Nadejdą lepsze czasy (Something Better to Come), a feature documentary by Hanna Polak, received the Special Jury Recognition Award in Hot Springs.

Special Jury Recognition Award for Hanna Polak

Hanna Polak received the Special Jury Recognition Award at the 24th Hot Springs Documentary Film Festival for her feature documentary Nadejdą lepsze czasy (Something Better to Come), a film co-financed by the Polish Film Institute.

Another International Award

The Hot Springs award is only the latest addition to the long winning streak of Hanna Polak’s latest film. Nadejdą lepsze czasy (Something Better to Come) has previously received the Special Jury Prize at IDFA, the Grand Prize at the Art Doc Festival in Moscow, the Grand Prize in the Foreign Film Competition at the Dok.Fest in Munich, the Special Jury Prize at Zagreb Dox, the Alpe Adria Cinema Award for Best Documentary at the Trieste IFF, and the award for Best Documentary Film at the Valetta Film Festival.

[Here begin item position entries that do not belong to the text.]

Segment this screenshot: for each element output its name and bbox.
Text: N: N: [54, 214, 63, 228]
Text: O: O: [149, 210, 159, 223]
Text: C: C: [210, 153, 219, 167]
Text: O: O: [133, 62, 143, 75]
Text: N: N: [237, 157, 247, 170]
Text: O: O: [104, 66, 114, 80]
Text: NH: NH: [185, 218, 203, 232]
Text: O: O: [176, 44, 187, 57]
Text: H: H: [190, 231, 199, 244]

Kickstarter Oscar Campaign

The film is in the running for an Academy Award nomination, and the Oscar campaign is open to public support through its Kickstarter campaign, which runs through the end of October. In 2005, the previous film by Hanna Polak and Andrzej Celiński, Dzieci z Leningradzkiego (The Children of Leningradsky), was nominated for an Academy Award in the Best Documentary — Short Subject category.

Nadejdą lepsze czasy (Something Better to Come)

The film is set in Europe’s largest landfill, which is 17 stories high and over two kilometres long. This walled area is closed off; nobody is allowed in, except for the garbage trucks that come in and out with the terrifying clockwork precision of a robot. This place, or Svalka as it is called, is ‘forbidden land’ — vast and endless. And yet there is more to this place than just the in-and-out garbage trucks. There is almost a thousand people living here; the poorest social group in Russia, those who have nothing. Svalka is their final destination, their only shelter, their final stop before the last and only solution: death.

Eleven-year-old Yula, the film’s protagonist, is one of these people. Cut off from the outside world by the concrete walls of Svalka, she officially does not even exist. Yula grows up in a world of poverty and decay. But, like any teenage girl, Yula has dreams. She laughs, she falls in love, she dyes her hair and puts on make-up to look pretty. She makes jokes, listens to music, reads magazines she has pulled out from the pile of trash to learn about the outside world; a world that she can only dream of, a world she can only see from a distance — from the enormous pile of garbage that is her home. The beautiful city, full of colourful lights, beckons to her from a distance. The lights and blinking ads of Moscow shine in all their splendour, winking with impudence at the destitute inhabitants of Svalka. People on this side of the fence can only dream of a normal life. And they do. They dream of happiness and normality, which seem to be just around the corner, just beyond that fence. Yula has only one dream: to get out of that landfill.

A Film Supported by the Polish Film Institute

Nadejdą lepsze czasy (Something Better to Come) is a Polish-Danish co-production. The film was produced by Hanna Polak Films and Danish Documentary Production, co-produced by HBO Europe, co-financed by the Polish Film Institute, and was presented at the first edition of Docs to go! in Krakow.

Polish Theatrical Release on November 27

Hanna Polak’s Nadejdą lepsze czasy (Something Better to Come) will be released theatrically in Poland on November 27, 2015. Distribution in Poland is handled by Against Gravity.